Graduate Institute of Photonics and Optoelectronics, National Taiwan University, No. 1, Roosevelt Road, Section 4, Taipei, Taiwan

Published: 21 July 2017 by MDPI AG in The 7th International Multidisciplinary Conference on Optofluidics 2017 in The 7th International Multidisciplinary Conference on Optofluidics 2017
MDPI AG, 10.3390/optofluidics2017-04184

The forming process of the lens is conducted in an automated CNC (Computer numerical control) machining process for designed aspherical lenses [1]. Even though the aspherical lens surface, such as freeform, can be manufactured by CNC method, the processes involved in making lenses are often expensive buying the CNC tools. In this paper, we present a simple method for making aspherical lenses in a PDMS mold by a 3D printer. A fabrication method has been developed to cast the Norland optical adhesive 65 (NOA65) film using a polydimethylsiloxane (PDMS) mold defined by a 3D printer. Therefore, we can duplicate the same shape lenses.

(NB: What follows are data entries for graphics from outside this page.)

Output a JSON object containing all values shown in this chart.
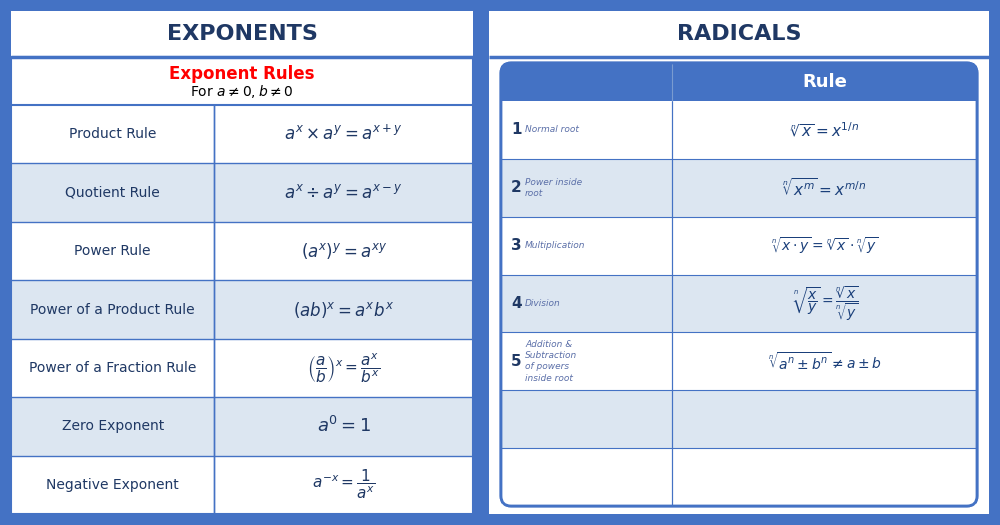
{
  "left_title": "EXPONENTS",
  "right_title": "RADICALS",
  "left_subtitle_red": "Exponent Rules",
  "outer_bg": "#4472c4",
  "inner_bg": "#dce6f1",
  "row_alt1": "white",
  "row_alt2": "#dce6f1",
  "left_rows": [
    {
      "name": "Product Rule",
      "formula": "$a^x \\times a^y = a^{x+y}$",
      "fs": 12
    },
    {
      "name": "Quotient Rule",
      "formula": "$a^x \\div a^y = a^{x-y}$",
      "fs": 12
    },
    {
      "name": "Power Rule",
      "formula": "$(a^x)^y = a^{xy}$",
      "fs": 12
    },
    {
      "name": "Power of a Product Rule",
      "formula": "$(ab)^x = a^x b^x$",
      "fs": 12
    },
    {
      "name": "Power of a Fraction Rule",
      "formula": "$\\left(\\dfrac{a}{b}\\right)^x = \\dfrac{a^x}{b^x}$",
      "fs": 11
    },
    {
      "name": "Zero Exponent",
      "formula": "$a^0 = 1$",
      "fs": 13
    },
    {
      "name": "Negative Exponent",
      "formula": "$a^{-x} = \\dfrac{1}{a^x}$",
      "fs": 11
    }
  ],
  "right_rows": [
    {
      "num": "1",
      "name": "Normal root",
      "formula": "$\\sqrt[n]{x} = x^{1/n}$",
      "fs": 11
    },
    {
      "num": "2",
      "name": "Power inside\nroot",
      "formula": "$\\sqrt[n]{x^m} = x^{m/n}$",
      "fs": 11
    },
    {
      "num": "3",
      "name": "Multiplication",
      "formula": "$\\sqrt[n]{x \\cdot y} = \\sqrt[n]{x} \\cdot \\sqrt[n]{y}$",
      "fs": 10
    },
    {
      "num": "4",
      "name": "Division",
      "formula": "$\\sqrt[n]{\\dfrac{x}{y}} = \\dfrac{\\sqrt[n]{x}}{\\sqrt[n]{y}}$",
      "fs": 10
    },
    {
      "num": "5",
      "name": "Addition &\nSubtraction\nof powers\ninside root",
      "formula": "$\\sqrt[n]{a^n \\pm b^n} \\neq a \\pm b$",
      "fs": 10
    },
    {
      "num": "",
      "name": "",
      "formula": "",
      "fs": 10
    },
    {
      "num": "",
      "name": "",
      "formula": "",
      "fs": 10
    }
  ]
}
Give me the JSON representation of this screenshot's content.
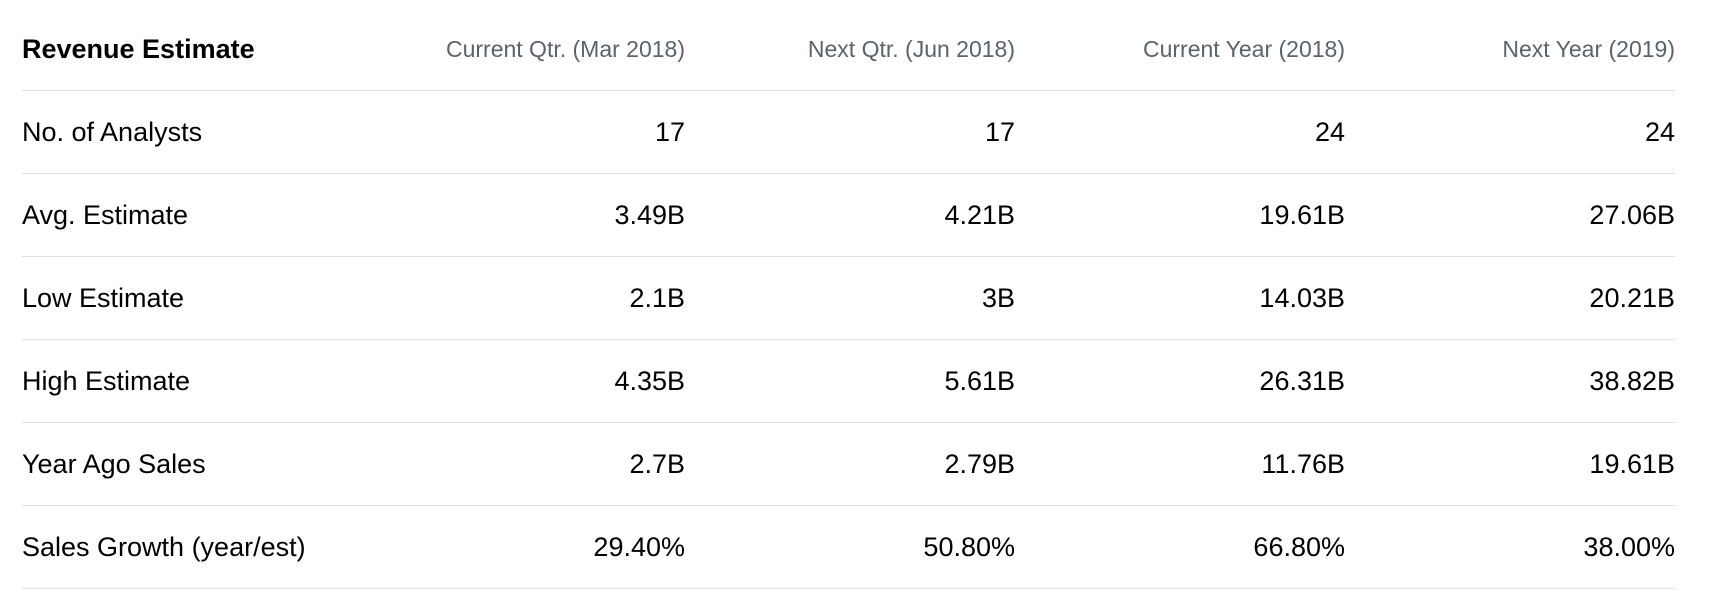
{
  "table": {
    "title": "Revenue Estimate",
    "columns": [
      "Current Qtr. (Mar 2018)",
      "Next Qtr. (Jun 2018)",
      "Current Year (2018)",
      "Next Year (2019)"
    ],
    "rows": [
      {
        "label": "No. of Analysts",
        "values": [
          "17",
          "17",
          "24",
          "24"
        ]
      },
      {
        "label": "Avg. Estimate",
        "values": [
          "3.49B",
          "4.21B",
          "19.61B",
          "27.06B"
        ]
      },
      {
        "label": "Low Estimate",
        "values": [
          "2.1B",
          "3B",
          "14.03B",
          "20.21B"
        ]
      },
      {
        "label": "High Estimate",
        "values": [
          "4.35B",
          "5.61B",
          "26.31B",
          "38.82B"
        ]
      },
      {
        "label": "Year Ago Sales",
        "values": [
          "2.7B",
          "2.79B",
          "11.76B",
          "19.61B"
        ]
      },
      {
        "label": "Sales Growth (year/est)",
        "values": [
          "29.40%",
          "50.80%",
          "66.80%",
          "38.00%"
        ]
      }
    ]
  }
}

In Figure 1, we connect a plunger into a plastic syringe with the end cut-off. A 3D printed model [2] , which has a circular hole on a rectangular plate, is pasted on the flange extender. After the 3D printed model is immersed within PDMS, we push the plunger and inject the air into the PDMS. The captive bubble has the aspherical shape because the large density difference between the air and PDMS.

In the situation of fluid statics, we consider two cases: PDMS sessile drop on the solid substrate and sessile bubble on the 3D printed mold. We assume the tangent lines of the sessile bubble and the sessile drop have same angle with the horizontal line by choosing the proper 3D printed mold for the bubble and the proper substrate for the drop. Because the net upward buoyancy force is equal to the magnitude of the weight of fluid displaced by the body, the bubble and the drop have the similar shapes when the bubble and the drop have the same surface tension. Here, we introduce the axisymmetric drop shape analysis for sessile drops [3] to predict the shape of the sessile bubble. Figure 2 shows the simulation results of Young-Laplace analytical approximation for capillary constant: 0 mm-2(black line) and 0.4 mm-2 (red line), with 1800 contact angle apex radius: (a) 2 mm, (b) 2.5 mm, (c) 3 mm. The shape becomes more aspherical when the apex radius increases.

Once the PDMS is hardened after a half day, we separate the PDMS mold from the 3D printed mold in Figure 3(a). In Figure 3(b), we fill the NOA 65 into the bubble space of the PDMS mold and put a microscopic slide on the mold. Then, we can use ultra-violet (UV) light to cure adhesive, and take out the lens to be a plano-convex lens. Because the adhesive will be hardened in about thirty minutes, we can prepare the PDMS molds with different bubble shapes in a laboratory and made the lenses in a very short time when we need to use them.

Figure 4 shows the different NOA 65 lenses from the molds under injecting different air volumes into the PDMS. In summary, smooth lenses with different diameters radius of curvatures can be fabricated using a mold made by a 3D printer.